512 本当にあった怖い名無し sage 2006/01/29(日) 20:51:52 ID:AqttN5ndO
電話やテレビ、ラジオなど所謂メディアにまつわる怪談は多い。その殆どが、どこかに繋がってしまうというパターンを踏襲している。
便利さの反面、直接的ではない伝達に人間は恐怖心を抱くのだろうか。今から話すのもそれに類似したありふれた体験のひとつ。

中学二年の夏休み、心霊ツアーと称し五歳上の従姉妹と他県まで遠征した。
目的地は某県にある公営団地の廃墟。これはかなり有名な場所で、仮に心霊スポットではなくとも廃墟好きの俺にはたまらないものがあった。
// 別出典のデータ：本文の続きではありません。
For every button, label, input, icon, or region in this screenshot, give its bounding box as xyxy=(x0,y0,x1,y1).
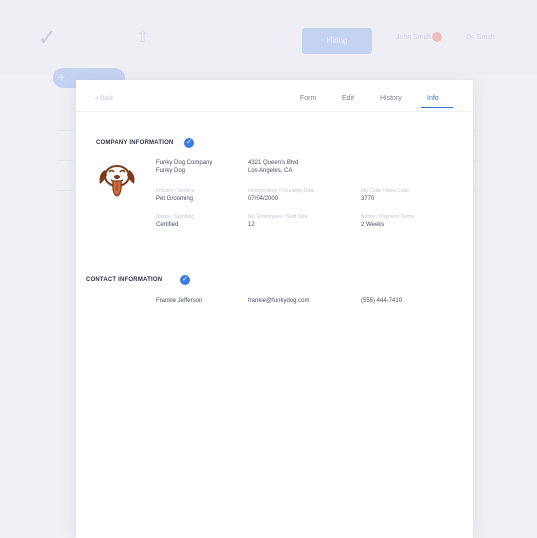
field-value-founded: 07/04/2000 xyxy=(248,196,279,202)
field-label-status: Status / Standing xyxy=(156,214,195,220)
field-label-industry: Industry / Service xyxy=(156,188,195,194)
field-label-founded: Incorporation / Founding Date xyxy=(248,188,315,194)
field-value-employees: 12 xyxy=(248,222,255,228)
company-section-title: COMPANY INFORMATION xyxy=(96,140,174,146)
contact-email[interactable]: frankie@funkydog.com xyxy=(248,298,309,304)
active-tab-indicator xyxy=(421,107,453,108)
field-value-zip: 3770 xyxy=(361,196,375,202)
company-name: Funky Dog Company xyxy=(156,160,213,166)
field-label-zip: Zip Code / Area Code xyxy=(361,188,410,194)
field-label-terms: Notice / Payment Terms xyxy=(361,214,414,220)
company-alias: Funky Dog xyxy=(156,168,186,174)
company-logo xyxy=(96,158,138,200)
tab-info[interactable]: Info xyxy=(427,95,439,102)
tab-edit[interactable]: Edit xyxy=(342,95,354,102)
address-line-2: Los Angeles, CA xyxy=(248,168,293,174)
verified-check-icon: ✓ xyxy=(180,275,190,285)
tab-bar: Form Edit History Info xyxy=(76,80,473,110)
dog-logo-icon xyxy=(99,165,135,197)
contact-section-title: CONTACT INFORMATION xyxy=(86,277,163,283)
header-divider xyxy=(76,111,473,112)
tab-history[interactable]: History xyxy=(380,95,402,102)
field-value-status: Certified xyxy=(156,222,179,228)
contact-name: Frankie Jefferson xyxy=(156,298,203,304)
tab-form[interactable]: Form xyxy=(300,95,316,102)
contact-phone[interactable]: (555) 444-7410 xyxy=(361,298,402,304)
field-value-industry: Pet Grooming xyxy=(156,196,194,202)
verified-check-icon: ✓ xyxy=(184,138,194,148)
field-label-employees: No. Employees / Staff Size xyxy=(248,214,308,220)
field-value-terms: 2 Weeks xyxy=(361,222,385,228)
company-info-modal: < Back Form Edit History Info COMPANY IN… xyxy=(76,80,473,538)
address-line-1: 4321 Queen's Blvd xyxy=(248,160,299,166)
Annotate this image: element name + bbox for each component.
到着したのはまだ陽のあるうちだった。立ち並ぶ無人の団地とそこかしこに残る生活の痕跡は、確かに噂通りの偉容だった。
草が伸び放題の空き地にぽつんと置かれた三輪車、錆びた鉄製のドア、引き出しに衣類がしまわれたままのタンス。そして周囲は緑深い山々。
団地全体が、本来あるべきではない違和感を放っていた。

何となく腰が引けてしまった俺とは対照的に、従姉妹は次から次へ無遠慮に見回っていた。
オカルト好きで変わり者のこの従姉妹は、普段は何を考えているのか分からなかったがこういうときは頼もしかった。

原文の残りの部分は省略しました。